José Antonio Marengo: Em relação aos estudos de mudança climática, as principais causas têm sido o aumento na emissão de gases e o efeito estufa pelas indústrias (com a queima de combustíveis fósseis). A idéia agora é tentar reduzir esses níveis de poluição, as indústrias serão mais eficientes, tem o que se chama de descarbonização das indústrias, ou seja, tentar aumentar ou manter os níveis de produtividade reduzindo as emissões. O que é possível, tem sido feito na indústria química na Europa e pode ser feito com benefícios e lucro também. Então a idéia é um pouco tentar aplicar o se chama de mecanismo de desenvolvimento limpo e também o desenvolvimento sustentável.
Pioneiro: Quanto a produção industrial, mais especificamente a brasileira, influencia no aquecimento global?

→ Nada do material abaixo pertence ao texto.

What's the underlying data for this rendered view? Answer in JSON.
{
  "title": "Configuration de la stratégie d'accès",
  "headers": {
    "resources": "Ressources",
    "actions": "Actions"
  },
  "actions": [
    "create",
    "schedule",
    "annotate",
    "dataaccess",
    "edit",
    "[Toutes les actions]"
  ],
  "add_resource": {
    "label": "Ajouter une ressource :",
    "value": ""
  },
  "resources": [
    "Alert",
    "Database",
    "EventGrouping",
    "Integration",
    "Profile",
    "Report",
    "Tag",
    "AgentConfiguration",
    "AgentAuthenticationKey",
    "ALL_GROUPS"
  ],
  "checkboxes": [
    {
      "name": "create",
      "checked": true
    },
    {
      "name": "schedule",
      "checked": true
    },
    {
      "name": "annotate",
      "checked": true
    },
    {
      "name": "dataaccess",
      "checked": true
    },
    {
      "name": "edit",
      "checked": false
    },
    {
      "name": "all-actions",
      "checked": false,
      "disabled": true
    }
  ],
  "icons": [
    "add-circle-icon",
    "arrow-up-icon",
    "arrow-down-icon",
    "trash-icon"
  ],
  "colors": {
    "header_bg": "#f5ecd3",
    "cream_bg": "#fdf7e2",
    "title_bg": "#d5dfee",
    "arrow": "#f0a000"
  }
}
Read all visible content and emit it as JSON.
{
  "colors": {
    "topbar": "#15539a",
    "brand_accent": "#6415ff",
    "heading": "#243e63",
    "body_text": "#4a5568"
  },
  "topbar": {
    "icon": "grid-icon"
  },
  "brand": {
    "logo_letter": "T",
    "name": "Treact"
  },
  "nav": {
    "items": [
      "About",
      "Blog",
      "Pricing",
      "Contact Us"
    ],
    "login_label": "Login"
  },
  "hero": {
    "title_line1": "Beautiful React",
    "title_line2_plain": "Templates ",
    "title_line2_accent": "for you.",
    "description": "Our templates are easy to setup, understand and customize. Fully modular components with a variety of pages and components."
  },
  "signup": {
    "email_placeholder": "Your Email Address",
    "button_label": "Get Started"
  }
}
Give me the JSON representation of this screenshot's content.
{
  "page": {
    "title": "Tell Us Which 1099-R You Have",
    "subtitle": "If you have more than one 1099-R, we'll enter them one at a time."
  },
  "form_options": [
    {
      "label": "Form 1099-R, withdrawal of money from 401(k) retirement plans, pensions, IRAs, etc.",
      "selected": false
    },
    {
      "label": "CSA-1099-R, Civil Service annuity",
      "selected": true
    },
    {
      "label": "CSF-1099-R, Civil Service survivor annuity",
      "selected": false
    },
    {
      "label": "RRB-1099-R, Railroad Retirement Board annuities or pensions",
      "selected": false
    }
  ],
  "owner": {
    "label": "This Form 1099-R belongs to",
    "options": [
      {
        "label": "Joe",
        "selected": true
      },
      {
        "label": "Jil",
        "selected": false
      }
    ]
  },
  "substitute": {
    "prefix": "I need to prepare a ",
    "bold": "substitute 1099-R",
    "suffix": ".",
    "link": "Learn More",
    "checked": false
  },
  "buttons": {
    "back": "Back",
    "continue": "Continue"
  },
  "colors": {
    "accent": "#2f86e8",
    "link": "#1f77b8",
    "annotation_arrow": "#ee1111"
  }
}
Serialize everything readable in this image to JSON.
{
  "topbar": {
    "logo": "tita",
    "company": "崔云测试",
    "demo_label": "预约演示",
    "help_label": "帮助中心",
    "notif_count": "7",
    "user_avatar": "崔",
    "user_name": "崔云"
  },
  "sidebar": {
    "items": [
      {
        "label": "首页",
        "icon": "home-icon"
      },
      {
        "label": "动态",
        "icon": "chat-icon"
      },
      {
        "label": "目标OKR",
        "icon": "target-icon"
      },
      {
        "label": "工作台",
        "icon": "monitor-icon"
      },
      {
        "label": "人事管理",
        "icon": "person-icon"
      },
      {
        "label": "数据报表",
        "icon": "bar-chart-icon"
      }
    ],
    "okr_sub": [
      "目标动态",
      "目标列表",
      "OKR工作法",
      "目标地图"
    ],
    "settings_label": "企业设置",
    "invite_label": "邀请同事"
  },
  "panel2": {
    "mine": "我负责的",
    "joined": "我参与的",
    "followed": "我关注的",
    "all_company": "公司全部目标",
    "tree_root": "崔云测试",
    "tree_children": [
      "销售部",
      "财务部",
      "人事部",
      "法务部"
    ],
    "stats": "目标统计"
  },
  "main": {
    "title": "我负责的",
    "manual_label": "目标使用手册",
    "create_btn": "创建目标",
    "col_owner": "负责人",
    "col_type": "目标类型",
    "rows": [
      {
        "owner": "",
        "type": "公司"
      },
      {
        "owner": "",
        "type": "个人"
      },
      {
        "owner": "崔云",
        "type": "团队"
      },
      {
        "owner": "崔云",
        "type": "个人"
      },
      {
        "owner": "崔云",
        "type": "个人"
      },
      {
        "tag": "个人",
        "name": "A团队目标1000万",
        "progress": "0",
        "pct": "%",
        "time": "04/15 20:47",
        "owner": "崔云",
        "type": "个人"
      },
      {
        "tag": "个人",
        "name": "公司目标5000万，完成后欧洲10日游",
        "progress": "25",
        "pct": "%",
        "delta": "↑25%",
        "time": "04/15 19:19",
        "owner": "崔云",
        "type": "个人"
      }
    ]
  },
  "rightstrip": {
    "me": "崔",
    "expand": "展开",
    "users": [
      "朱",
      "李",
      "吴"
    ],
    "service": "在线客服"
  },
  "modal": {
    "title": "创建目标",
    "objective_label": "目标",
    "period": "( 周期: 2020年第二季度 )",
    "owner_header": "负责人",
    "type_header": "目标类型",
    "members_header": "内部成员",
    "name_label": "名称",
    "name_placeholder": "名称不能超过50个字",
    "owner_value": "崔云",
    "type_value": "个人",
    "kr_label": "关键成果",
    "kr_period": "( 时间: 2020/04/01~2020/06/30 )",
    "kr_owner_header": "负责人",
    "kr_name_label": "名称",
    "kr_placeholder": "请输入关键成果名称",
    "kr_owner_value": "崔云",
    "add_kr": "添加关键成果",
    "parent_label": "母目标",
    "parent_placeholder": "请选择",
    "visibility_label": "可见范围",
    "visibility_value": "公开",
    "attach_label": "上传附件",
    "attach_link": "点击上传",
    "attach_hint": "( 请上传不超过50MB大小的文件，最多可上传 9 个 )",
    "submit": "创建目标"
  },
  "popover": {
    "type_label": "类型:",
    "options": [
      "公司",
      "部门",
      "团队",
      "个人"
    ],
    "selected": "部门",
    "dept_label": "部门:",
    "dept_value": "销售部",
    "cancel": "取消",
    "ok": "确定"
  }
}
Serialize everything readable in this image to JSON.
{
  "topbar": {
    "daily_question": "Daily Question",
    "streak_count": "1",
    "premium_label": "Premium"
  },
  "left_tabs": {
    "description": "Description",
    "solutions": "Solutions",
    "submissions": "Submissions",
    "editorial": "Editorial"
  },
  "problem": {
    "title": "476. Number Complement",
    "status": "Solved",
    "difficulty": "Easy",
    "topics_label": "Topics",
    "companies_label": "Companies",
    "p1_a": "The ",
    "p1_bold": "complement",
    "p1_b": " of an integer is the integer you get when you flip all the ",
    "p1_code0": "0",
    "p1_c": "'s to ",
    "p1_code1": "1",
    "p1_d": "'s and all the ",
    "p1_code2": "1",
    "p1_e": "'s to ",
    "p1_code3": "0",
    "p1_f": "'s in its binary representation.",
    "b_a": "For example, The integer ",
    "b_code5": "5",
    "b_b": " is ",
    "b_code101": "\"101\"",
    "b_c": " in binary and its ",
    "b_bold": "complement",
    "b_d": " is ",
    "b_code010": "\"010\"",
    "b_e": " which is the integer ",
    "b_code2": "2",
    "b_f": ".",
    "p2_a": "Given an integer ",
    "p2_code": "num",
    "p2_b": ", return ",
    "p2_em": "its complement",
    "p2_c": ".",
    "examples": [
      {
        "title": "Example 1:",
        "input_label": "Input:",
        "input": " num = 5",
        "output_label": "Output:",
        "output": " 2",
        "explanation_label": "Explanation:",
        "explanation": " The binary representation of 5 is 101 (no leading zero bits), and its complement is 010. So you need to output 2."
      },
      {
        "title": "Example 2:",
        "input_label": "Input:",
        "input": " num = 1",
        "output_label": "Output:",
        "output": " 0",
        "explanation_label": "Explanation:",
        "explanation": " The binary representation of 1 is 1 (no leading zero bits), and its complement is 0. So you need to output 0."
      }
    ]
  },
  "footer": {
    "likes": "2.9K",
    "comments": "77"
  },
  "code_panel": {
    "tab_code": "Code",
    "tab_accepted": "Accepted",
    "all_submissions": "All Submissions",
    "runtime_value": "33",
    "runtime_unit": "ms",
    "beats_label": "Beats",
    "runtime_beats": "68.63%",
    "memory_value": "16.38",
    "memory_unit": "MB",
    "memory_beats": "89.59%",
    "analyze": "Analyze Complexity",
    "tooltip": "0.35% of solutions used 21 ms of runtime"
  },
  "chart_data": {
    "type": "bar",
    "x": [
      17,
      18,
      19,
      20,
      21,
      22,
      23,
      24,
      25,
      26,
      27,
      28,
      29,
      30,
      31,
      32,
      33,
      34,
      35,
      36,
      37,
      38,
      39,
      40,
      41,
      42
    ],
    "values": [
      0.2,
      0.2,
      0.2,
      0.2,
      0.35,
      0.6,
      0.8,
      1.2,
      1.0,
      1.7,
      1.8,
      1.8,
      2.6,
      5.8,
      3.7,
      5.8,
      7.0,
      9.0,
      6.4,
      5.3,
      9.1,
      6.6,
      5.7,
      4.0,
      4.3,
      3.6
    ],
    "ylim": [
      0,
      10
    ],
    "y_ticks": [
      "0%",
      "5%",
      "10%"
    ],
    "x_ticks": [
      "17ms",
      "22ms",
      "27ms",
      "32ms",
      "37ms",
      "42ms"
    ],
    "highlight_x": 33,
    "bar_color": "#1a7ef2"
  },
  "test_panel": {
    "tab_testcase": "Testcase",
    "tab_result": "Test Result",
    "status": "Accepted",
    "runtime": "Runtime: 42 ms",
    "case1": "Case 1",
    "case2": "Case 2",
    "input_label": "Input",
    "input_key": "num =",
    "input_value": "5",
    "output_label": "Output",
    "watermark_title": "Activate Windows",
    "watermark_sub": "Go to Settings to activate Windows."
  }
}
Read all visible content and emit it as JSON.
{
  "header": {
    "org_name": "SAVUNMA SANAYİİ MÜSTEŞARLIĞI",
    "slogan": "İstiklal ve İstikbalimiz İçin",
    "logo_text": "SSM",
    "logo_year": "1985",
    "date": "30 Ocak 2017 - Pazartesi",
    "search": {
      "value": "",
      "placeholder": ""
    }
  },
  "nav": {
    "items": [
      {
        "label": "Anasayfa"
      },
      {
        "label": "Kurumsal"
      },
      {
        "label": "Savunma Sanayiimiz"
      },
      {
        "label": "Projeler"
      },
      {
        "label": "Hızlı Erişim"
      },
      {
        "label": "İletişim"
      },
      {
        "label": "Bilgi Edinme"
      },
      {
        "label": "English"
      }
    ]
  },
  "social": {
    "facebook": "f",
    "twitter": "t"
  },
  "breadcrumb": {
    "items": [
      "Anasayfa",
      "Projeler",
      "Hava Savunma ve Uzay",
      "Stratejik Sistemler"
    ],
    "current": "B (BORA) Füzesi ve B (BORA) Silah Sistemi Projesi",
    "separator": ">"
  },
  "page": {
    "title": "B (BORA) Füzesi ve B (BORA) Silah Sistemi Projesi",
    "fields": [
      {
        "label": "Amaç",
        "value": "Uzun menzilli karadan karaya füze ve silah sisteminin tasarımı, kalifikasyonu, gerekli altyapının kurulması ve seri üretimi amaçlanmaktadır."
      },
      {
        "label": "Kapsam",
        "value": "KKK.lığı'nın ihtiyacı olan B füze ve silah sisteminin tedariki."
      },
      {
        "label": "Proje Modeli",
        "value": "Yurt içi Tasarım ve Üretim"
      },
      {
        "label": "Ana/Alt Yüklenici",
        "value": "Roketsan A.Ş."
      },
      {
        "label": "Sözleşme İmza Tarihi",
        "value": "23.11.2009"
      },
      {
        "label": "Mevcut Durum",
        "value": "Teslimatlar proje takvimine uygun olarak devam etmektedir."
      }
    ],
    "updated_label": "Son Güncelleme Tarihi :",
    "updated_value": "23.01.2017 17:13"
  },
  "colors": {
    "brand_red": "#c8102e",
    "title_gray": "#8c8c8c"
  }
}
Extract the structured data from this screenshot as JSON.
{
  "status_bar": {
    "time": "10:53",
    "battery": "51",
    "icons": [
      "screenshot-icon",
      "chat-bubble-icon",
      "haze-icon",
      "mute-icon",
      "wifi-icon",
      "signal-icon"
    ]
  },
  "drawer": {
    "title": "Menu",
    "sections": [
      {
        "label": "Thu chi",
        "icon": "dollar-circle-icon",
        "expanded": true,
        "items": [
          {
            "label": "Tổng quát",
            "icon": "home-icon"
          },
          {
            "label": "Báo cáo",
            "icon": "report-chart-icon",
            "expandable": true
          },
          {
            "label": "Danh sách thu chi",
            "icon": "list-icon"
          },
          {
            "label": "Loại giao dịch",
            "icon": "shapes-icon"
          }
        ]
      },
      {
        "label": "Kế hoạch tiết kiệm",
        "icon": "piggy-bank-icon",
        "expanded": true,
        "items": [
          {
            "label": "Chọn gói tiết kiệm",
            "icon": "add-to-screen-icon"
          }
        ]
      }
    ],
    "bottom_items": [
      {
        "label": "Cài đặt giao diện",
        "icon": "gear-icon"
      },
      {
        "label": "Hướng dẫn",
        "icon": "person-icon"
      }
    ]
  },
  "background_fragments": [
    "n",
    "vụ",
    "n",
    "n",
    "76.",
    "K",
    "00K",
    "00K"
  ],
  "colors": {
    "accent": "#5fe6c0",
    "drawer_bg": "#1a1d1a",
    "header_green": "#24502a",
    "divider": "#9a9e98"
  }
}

Marengo: A atividade humana em geral e a indústria, especialmente aquela que tem a ver com queima de combustíveis fósseis, têm sido apontada como algumas das principais causas da mudança climática. No caso do Brasil, não é tanto a indústria, é o outro lado, o desmatamento e as queimadas. Em nível mundial, nos EUA, na Europa, na Rússia, a indústria tem sido o mais importante poluidor. No caso do Brasil, o desmatamento tem sido o maior poluidor, mas ainda assim, se considerarmos um plano do governo para reduzir o desmatamento, aí vem a indústria e o que tem que ser feito. Então vem a idéia de dar incentivos fiscais, por exemplo dar um selo verde, um carimbo verde para as indústrias para que sejam mais eficientes e ainda assim mantenham altos os níveis de produtividade.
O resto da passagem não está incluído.